Inspect only the files and settings needed to answer the question well:

1. Repo surface
   - `package.json`, lockfiles, language markers, framework config, `README.md`
   - `.mcp.json`, `.lsp.json`, `.claude/settings*.json`, `.codex/*`
   - `AGENTS.md`, `CLAUDE.md`, install manifests, hook configs
2. Environment surface
   - `.env*` files in the active repo and obvious adjacent ECC workspaces
   - Surface only key names such as `STRIPE_API_KEY`, `TWILIO_AUTH_TOKEN`, `FAL_KEY`
3. Connected tool surface
   - Installed plugins, enabled connectors, MCP servers, LSPs, and app integrations
4. ECC surface
   - Existing skills, commands, hooks, agents, and install modules that already cover the need

## Audit Process

### Phase 1: Inventory What Exists

Produce a compact inventory:

- active harness targets
- installed plugins and connected apps
- configured MCP servers
- configured LSP servers
- env-backed services implied by key names
- existing ECC skills already relevant to the workspace

If a surface exists only as a primitive, call that out. Example:

- "Stripe is available via connected app, but ECC lacks a billing-operator skill"
- "Google Drive is connected, but there is no ECC-native Google Workspace operator workflow"

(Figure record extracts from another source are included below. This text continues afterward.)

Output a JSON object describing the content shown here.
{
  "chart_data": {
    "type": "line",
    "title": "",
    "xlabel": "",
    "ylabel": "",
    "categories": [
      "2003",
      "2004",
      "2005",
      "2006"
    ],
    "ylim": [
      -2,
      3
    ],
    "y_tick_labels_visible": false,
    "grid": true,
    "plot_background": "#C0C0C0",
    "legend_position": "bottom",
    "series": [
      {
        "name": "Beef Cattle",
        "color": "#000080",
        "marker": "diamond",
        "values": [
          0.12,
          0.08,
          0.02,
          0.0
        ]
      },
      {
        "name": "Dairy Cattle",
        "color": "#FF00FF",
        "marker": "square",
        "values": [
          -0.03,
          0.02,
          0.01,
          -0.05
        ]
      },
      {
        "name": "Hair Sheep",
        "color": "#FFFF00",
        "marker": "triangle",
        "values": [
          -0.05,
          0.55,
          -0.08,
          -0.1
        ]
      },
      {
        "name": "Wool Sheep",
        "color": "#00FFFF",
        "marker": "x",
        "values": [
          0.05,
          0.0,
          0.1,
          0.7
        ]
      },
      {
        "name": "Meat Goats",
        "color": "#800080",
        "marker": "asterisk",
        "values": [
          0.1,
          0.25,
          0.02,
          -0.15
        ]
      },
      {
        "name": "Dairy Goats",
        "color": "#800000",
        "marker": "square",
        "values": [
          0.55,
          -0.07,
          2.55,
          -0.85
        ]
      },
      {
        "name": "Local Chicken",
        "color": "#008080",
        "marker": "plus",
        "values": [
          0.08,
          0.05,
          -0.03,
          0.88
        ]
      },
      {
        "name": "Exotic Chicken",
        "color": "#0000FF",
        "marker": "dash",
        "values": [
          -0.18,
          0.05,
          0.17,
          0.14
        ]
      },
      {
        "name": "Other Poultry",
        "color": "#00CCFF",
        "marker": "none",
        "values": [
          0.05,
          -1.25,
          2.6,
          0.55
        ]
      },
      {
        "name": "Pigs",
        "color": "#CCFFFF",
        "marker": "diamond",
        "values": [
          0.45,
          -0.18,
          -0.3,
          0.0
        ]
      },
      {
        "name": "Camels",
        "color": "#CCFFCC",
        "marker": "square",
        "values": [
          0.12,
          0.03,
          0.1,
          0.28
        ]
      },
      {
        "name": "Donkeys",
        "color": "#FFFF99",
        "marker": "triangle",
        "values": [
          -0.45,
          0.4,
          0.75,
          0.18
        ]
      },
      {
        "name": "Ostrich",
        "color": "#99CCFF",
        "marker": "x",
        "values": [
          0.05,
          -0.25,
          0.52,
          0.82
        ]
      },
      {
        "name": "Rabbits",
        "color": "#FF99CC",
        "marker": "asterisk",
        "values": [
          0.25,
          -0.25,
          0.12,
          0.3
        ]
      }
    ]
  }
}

### Phase 2: Benchmark Against Official and Installed Surfaces

Compare the workspace against:

- official Claude plugins that overlap with setup, review, docs, design, or workflow quality
- locally installed plugins in Claude or Codex
- the user's currently connected app surfaces

Do not just list names. For each comparison, answer:

1. what they actually do
2. whether ECC already has parity
3. whether ECC only has primitives
4. whether ECC is missing the workflow entirely

### Phase 3: Turn Gaps Into ECC Decisions

For every real gap, recommend the correct ECC-native shape:

| Gap Type | Preferred ECC Shape |
|----------|---------------------|
| Repeatable operator workflow | Skill |
| Automatic enforcement or side-effect | Hook |
| Specialized delegated role | Agent |
| External tool bridge | MCP server or connector |
| Install/bootstrap guidance | Setup or audit skill |

Default to user-facing skills that orchestrate existing tools when the need is operational rather than infrastructural.

## Output Format

Return five sections in this order:

1. **Current surface**
   - what is already usable right now
2. **Parity**
   - where ECC already matches or exceeds the benchmark
3. **Primitive-only gaps**
   - tools exist, but ECC lacks a clean operator skill
4. **Missing integrations**
   - capability not available yet
5. **Top 3-5 next moves**
   - concrete ECC-native additions, ordered by impact

## Recommendation Rules

- Recommend at most 1-2 highest-value ideas per category.
- Favor skills with obvious user intent and business value:
  - setup audit
  - billing/customer ops
  - issue/program ops
  - Google Workspace ops
  - deployment/ops control
- If a connector is company-specific, recommend it only when it is genuinely available or clearly useful to the user's workflow.
- If ECC already has a strong primitive, propose a wrapper skill instead of inventing a brand-new subsystem.

## Good Outcomes

- The user can immediately see what is connected, what is missing, and what ECC should own next.
- Recommendations are specific enough to implement in the repo without another discovery pass.
- The final answer is organized around workflows, not API brands.